The fundamental principle of scanning artifacts at build time is, if I can fix a security issue before it’s ever deployed, I’ll reduce my attack surface before it ever exists and I’ll free up security teams to focus on more important and emergent threats (such as vulnerabilities that are found after the application is deployed).
Orca’s container image scanning allows you to do exactly this for your container image pipelines; however, this still potentially allows for secrets and vulnerabilities to be built into the app and pushed to artifact repositories like a container registry. From there, it’s possible that it might be accessed by an attacker to scrape out the secrets embedded or accidentally deployed from there. Finding these issues at build time is preferable to finding them at runtime but orgs would be more efficient if they could start finding these problems earlier.
Orca’s newly-released file system scanning capabilities do just this, allowing you to find secrets and vulnerabilities in packages used in source code well before the code is even built and shipped. This enables you to implement a complete approach to finding these issues that starts when code is pushed to a code repository, continues through scanning after build, and, finally, continues to monitor apps when they’ve moved to testing and production.
As with all of Orca’s shift-left scanning, you can centrally manage policies to ensure that what’s applied in the scan matches organizational priorities. Secrets scanning includes 170 different types of secrets that might be found in code today and vulnerability scanning will find vulnerable packages in Ruby, Python, PHP, Node.js, .NET, Java, and Golang. Policies can be set to “warn only” or to fail a scan at particular severity thresholds – some orgs will want to explicitly block particular issues at an early stage while other orgs want to notify without inhibiting a developer at an early stage.
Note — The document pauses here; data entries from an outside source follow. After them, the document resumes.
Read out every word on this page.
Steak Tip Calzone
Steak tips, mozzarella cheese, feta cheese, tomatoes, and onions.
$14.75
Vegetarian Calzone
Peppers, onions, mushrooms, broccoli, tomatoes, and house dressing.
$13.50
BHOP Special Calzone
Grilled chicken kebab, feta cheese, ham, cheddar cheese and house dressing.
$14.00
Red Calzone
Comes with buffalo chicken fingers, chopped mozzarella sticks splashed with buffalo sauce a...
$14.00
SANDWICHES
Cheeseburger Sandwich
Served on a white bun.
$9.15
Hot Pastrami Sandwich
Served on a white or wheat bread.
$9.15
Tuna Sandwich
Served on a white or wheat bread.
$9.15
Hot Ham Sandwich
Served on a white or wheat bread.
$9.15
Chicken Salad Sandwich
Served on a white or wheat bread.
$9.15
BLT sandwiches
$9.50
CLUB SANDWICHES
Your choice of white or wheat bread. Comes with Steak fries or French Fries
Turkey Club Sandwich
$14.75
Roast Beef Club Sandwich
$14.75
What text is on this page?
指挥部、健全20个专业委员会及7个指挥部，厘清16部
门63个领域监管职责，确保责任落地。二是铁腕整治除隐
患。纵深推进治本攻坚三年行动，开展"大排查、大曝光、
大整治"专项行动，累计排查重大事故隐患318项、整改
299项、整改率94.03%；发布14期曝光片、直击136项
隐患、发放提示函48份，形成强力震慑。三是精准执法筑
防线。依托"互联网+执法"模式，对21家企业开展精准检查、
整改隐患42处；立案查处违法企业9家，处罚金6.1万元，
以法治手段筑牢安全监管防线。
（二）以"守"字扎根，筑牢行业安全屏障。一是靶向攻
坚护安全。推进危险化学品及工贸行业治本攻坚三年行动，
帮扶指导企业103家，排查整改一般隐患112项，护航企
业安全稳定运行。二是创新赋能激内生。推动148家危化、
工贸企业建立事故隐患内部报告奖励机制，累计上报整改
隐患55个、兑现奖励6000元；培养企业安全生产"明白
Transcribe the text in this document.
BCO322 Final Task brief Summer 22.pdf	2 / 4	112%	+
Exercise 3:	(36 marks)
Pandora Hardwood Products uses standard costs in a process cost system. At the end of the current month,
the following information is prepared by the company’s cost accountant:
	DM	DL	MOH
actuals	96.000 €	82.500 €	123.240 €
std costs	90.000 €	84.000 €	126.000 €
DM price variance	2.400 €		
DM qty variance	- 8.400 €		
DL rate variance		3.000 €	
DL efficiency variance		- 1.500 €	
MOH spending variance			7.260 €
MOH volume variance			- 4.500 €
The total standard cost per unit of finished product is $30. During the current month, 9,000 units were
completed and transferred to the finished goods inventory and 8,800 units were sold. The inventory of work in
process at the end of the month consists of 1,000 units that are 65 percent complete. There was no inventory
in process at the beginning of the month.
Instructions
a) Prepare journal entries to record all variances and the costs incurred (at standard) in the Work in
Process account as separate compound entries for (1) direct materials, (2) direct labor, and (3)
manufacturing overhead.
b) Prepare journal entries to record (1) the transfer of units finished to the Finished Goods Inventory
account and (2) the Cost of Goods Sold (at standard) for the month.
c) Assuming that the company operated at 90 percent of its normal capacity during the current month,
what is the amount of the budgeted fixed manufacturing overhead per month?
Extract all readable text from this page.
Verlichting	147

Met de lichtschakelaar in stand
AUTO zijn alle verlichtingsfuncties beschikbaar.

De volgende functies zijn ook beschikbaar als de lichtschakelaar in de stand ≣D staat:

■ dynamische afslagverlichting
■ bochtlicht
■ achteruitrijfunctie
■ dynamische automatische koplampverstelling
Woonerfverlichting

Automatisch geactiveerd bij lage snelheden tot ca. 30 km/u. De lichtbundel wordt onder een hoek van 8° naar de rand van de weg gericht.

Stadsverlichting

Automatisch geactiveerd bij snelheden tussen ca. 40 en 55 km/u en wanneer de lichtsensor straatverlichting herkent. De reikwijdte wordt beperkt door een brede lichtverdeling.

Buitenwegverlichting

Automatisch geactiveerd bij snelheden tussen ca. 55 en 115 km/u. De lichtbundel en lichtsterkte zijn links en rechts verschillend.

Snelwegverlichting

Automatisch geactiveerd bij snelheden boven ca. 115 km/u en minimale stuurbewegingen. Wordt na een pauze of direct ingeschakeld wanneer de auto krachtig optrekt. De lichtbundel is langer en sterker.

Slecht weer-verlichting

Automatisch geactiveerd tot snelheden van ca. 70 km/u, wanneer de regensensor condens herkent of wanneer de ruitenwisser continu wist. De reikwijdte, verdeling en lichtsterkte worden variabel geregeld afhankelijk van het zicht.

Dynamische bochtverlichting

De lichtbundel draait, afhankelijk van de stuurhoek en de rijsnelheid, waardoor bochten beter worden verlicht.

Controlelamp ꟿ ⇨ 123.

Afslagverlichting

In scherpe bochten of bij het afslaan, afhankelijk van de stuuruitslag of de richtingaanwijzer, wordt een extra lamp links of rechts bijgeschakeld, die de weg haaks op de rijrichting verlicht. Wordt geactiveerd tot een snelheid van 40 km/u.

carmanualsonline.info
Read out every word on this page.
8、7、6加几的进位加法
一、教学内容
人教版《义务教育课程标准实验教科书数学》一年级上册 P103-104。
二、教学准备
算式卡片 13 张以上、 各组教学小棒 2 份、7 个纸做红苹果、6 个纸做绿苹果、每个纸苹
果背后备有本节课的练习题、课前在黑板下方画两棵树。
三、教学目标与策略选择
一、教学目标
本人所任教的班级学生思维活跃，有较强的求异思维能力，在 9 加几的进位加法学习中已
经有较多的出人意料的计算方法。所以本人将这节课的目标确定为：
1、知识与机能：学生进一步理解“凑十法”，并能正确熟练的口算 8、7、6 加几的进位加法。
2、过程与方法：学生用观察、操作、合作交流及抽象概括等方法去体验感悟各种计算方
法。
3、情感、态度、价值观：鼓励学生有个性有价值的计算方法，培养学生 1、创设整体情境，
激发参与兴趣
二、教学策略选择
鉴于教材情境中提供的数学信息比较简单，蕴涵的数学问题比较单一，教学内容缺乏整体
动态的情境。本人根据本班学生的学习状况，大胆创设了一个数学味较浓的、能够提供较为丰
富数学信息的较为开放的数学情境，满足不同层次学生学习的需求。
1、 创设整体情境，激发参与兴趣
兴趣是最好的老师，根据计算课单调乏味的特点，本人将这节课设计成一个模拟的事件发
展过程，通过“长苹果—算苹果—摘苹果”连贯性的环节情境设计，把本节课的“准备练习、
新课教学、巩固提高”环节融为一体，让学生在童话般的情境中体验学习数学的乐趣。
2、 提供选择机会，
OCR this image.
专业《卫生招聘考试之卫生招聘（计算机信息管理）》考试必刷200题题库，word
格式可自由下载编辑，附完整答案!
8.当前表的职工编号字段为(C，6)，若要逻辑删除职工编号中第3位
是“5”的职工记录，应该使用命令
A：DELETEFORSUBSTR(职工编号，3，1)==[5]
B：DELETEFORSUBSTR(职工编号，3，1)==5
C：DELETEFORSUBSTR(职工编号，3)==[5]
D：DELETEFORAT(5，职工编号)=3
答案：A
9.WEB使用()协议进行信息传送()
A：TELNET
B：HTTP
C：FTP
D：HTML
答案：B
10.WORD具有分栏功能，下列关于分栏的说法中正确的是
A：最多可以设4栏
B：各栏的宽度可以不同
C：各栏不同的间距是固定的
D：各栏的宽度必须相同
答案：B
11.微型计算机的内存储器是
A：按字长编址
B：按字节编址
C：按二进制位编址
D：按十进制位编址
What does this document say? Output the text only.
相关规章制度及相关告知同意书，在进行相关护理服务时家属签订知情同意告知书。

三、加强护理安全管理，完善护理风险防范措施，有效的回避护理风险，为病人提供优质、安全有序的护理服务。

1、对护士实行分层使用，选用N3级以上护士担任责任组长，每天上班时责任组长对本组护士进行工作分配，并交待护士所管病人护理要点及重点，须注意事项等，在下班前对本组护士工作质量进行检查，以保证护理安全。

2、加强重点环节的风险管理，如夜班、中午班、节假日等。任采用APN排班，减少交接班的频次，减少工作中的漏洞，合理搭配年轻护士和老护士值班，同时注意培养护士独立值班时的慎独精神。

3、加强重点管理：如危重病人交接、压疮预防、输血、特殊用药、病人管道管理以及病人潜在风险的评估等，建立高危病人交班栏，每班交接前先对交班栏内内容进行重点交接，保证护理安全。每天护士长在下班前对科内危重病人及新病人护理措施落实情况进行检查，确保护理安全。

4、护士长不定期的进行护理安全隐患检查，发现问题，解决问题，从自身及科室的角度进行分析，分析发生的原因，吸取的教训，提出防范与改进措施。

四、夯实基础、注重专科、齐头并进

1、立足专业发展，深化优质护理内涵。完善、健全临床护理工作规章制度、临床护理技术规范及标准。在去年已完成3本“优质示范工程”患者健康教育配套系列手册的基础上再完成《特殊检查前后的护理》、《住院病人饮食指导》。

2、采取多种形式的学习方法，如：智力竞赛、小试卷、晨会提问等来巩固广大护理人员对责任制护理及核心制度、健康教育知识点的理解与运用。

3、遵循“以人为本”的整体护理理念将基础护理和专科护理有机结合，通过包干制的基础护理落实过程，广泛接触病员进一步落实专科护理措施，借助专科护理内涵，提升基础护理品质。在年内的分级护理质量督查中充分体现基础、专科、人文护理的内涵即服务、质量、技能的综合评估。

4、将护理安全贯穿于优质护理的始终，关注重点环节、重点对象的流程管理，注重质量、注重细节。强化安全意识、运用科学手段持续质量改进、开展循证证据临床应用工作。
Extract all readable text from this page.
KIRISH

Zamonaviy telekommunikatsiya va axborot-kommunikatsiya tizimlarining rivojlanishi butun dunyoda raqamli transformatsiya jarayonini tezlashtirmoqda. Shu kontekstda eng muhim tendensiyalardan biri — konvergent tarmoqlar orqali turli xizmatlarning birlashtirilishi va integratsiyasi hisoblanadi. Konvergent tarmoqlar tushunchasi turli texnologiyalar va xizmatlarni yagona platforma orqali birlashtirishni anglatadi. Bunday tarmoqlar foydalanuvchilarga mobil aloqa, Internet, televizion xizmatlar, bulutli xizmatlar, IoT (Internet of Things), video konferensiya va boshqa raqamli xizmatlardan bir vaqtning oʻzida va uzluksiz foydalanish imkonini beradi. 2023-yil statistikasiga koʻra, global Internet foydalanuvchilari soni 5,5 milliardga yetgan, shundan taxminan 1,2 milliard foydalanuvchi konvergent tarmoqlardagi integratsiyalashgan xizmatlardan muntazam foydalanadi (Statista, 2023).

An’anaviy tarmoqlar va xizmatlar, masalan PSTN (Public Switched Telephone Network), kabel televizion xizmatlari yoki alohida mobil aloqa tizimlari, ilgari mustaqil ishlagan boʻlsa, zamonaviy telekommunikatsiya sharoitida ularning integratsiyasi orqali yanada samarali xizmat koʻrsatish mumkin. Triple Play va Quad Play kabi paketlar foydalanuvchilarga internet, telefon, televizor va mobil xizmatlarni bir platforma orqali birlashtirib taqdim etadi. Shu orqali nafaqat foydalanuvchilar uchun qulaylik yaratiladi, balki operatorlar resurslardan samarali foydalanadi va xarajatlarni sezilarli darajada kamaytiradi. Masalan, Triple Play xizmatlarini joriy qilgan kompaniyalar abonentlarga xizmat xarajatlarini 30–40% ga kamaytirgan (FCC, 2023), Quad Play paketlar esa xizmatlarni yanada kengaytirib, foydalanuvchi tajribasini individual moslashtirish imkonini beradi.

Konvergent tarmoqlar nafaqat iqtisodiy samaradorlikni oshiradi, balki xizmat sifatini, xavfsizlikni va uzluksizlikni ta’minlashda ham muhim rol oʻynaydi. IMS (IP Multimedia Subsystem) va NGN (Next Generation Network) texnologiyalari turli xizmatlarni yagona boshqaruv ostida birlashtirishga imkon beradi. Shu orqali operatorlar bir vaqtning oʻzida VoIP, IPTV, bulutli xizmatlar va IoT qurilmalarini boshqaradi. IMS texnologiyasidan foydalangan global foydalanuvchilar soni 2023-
Flexible policies allow you to address a wide variety of requirements.
With my centralized policies set, the next step is to integrate this into wherever I want to scan my code. My projects live in GitHub; however, since this is all accomplished with a lightweight CLI tool, it’s very easy to add this wherever my developers are working. I’ve added a GitHub action to my repo that kicks off a scan whenever I push something new or create a pull request and, on my next push, I can see that I have a few significant problems to clean up before I build this project:
If I use the GitHub Action for integration, I can also see annotations directly inline. For example, I can see directly in my pull request precisely where I’ve introduced a secret and I can directly manage the alert – that is clearly a sample access key that I am, in fact, using in tests. This is a real improvement in efficiency because we can put security findings & policy violations directly in front of developers where they’re already looking.
My security team can also see a centralized log of all the scans, providing global visibility of the results from different repositories and pipelines across my entire organization.
With this integration, I’m able to find where I’ve accidentally checked in a secret I was using or where I’ve included a vulnerable version of a library in my code. With this visibility, I can fix those problems before they even end up built into a container image or deployed to a cloud account (or anywhere else).